Egypt's authorities have promised swift action to search for Queen Nefertiti's tomb following claims it could be in a hidden chamber behind Tutankhamun.
The theory, presented by British Egyptologist Nicholas Reeves, speculates that King Tut, who died at the age of 19, may have been rushed into an outer chamber of what was originally Nefertiti's tomb.
Since the 1922 discovery of King Tut's 3,300-year-old pharaonic mausoleum in the Valley of the Kings near the city of Luxor, his tomb has become the focus of attention for archaeologists worldwide - and one of Egypt's prime tourist draws.
Antiquities minister Mamdouh el-Damaty says the radar equipment could be obtained and be at the site within three months, or perhaps as early as November, for the 93rd anniversary of the discovery of Tut's tomb.
He told reporters in Cairo that plans are being finalised and he believes the radar equipment "will confirm whether there's something" there.

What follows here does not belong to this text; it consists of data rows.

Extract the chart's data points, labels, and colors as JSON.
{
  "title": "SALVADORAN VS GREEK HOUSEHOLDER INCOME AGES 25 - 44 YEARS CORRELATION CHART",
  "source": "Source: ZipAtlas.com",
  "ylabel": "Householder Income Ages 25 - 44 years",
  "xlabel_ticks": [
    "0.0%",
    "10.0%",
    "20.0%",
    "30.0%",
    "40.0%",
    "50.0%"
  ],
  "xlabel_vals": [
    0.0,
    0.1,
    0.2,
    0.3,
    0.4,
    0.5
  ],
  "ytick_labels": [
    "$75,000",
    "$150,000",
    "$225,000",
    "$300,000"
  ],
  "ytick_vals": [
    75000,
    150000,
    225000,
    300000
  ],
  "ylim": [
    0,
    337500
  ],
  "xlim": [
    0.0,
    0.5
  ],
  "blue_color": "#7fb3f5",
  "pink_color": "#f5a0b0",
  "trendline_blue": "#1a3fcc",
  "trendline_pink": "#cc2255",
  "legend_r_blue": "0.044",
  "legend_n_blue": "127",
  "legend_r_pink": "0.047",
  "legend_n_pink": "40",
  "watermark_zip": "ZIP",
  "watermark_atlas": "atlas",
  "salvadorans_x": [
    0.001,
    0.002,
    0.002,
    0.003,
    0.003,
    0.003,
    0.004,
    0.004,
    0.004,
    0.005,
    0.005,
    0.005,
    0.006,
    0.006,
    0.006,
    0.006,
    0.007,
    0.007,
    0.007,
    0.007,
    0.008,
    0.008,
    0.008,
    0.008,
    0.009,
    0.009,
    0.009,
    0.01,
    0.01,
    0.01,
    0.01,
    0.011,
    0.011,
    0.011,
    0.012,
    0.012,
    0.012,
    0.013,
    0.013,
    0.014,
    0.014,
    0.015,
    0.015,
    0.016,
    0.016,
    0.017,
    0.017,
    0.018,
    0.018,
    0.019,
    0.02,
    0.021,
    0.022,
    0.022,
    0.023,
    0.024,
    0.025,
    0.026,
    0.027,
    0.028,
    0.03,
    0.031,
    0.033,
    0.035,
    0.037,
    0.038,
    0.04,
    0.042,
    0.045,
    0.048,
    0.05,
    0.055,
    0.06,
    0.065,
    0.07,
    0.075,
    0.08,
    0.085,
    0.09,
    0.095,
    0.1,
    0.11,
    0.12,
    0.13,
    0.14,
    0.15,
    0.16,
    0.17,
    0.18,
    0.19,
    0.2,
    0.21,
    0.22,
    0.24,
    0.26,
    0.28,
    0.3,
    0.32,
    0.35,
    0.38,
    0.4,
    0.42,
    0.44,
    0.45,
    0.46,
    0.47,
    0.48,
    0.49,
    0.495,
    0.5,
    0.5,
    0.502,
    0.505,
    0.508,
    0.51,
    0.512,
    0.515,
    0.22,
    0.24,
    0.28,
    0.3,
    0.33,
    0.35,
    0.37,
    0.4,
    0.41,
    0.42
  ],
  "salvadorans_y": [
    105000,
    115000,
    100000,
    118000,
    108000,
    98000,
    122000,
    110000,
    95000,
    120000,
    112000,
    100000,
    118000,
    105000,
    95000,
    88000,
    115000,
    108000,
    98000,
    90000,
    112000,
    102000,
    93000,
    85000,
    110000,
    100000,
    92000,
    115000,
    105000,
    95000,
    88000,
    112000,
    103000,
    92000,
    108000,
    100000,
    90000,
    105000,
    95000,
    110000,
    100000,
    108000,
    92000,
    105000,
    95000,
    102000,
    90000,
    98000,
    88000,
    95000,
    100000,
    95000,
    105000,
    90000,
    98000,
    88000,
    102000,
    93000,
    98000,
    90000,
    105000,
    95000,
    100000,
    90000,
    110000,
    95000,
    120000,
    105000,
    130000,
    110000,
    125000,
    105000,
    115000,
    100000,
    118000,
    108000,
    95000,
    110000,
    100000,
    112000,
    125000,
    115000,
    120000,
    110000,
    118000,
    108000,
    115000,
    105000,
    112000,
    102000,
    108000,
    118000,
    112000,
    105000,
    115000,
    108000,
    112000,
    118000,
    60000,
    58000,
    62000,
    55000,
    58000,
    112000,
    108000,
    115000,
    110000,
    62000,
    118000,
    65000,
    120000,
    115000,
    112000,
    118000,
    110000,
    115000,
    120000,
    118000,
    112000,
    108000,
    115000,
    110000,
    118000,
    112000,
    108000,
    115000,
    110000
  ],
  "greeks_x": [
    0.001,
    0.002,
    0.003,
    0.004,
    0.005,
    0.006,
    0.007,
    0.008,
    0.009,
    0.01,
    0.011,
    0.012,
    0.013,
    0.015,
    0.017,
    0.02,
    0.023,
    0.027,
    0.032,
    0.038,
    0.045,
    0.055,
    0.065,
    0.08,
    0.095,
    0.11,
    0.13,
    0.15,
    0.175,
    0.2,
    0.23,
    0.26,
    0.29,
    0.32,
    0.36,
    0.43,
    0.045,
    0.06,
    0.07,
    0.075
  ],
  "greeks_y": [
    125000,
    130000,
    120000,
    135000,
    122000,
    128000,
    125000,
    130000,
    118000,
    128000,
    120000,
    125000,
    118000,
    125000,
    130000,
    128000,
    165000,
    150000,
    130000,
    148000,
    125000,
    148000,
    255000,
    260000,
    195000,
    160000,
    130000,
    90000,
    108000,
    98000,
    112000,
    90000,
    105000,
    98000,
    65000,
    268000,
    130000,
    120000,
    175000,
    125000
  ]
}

Archaeologists are yet to find the tomb of Queen Nefertiti, known for her beauty and famous since her bust was discovered in 1912, now on display at the Neues Museum in Berlin.
Mr Reeves believes the walls of King Tut's tomb could conceal two unexplored doorways, one of which could lead to Nefertiti's tomb.
His theory has reinvigorated the search for Nefertiti, who was also the primary wife of Pharaoh Akhenaten, widely believed to have been Tut's father.
Mr Reeves also speculates that, if he is right, the hidden chamber could hold undiscovered artefacts.
Mr el-Damaty told reporters in Cairo that a plan would be presented "immediately" for non-invasive radar equipment.